Prison officials had begun to place all transfers into the facility into a single unit as a quarantine measure, but nothing was being done in particular to protect the elderly population, according to Veal.
“There is one hand sanitizer in the foyer area for over 420 inmate in all four units,” Veal wrote last week when the prisoners were still allowed to move within the penitentiary. “There is no hand sanitizer machine in the living areas or day room spaces. There are two hand sanitizers in the school building one up stairs and one down stairs. None in the hospital, gym, yard or dining area.”
At the Dixon Correctional Center, 61-year-old Ronnie Carrasquillo wrote in an email received Friday that the men in custody are kept in their cells aside from 30 minutes each morning and evening. The inmates are still eating in the chow hall, he wrote, but under strict orders from prison staff to leave an empty chair between each other.

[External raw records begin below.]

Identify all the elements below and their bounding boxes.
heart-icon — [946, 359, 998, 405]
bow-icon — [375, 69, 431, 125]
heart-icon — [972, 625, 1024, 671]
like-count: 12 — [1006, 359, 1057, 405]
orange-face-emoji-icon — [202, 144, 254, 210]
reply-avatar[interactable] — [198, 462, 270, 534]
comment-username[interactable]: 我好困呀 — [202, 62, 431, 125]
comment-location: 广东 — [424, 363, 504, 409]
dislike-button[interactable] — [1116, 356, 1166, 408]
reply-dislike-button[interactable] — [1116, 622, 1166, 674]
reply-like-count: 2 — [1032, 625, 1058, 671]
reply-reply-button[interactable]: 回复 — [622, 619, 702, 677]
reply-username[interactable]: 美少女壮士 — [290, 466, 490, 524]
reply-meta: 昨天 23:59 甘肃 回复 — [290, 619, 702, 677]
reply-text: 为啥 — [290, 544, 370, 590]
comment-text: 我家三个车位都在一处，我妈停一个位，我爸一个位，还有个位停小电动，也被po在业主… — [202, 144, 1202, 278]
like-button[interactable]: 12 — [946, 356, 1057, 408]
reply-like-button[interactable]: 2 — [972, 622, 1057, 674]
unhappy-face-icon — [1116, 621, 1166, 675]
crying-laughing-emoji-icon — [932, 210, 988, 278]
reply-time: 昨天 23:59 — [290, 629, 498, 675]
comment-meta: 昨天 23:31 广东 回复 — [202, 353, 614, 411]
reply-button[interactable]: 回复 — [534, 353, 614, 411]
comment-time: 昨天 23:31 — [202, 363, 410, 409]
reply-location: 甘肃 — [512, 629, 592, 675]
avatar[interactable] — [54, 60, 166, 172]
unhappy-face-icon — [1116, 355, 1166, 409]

Raymond Larson, a 75-year-old man imprisoned at the Pontiac Correctional Center, wrote that his facility had been put on lockdown as of last Saturday, but applauded the prison’s response so far. He reported that there are working sinks with hot and cold water, soap and paper towels everywhere, and that hand sanitizer had been made available in many locations.
“The Warden and other staff have issued cleaning schedules and instructions, and bleach is being used to disinfect and sanitize,” Larson wrote. “I believe for the most part people (staff especially) are taking this situation seriously, and realize how easily and potentially deadly any outbreak would be.”
Ryan, the advocate, said providing cleaning supplies and soap will not be enough to curtail the virus in the crowded prison system.
“In a six-by-nine cell with two humans, bunk beds, you can’t distance in that,” Ryan said.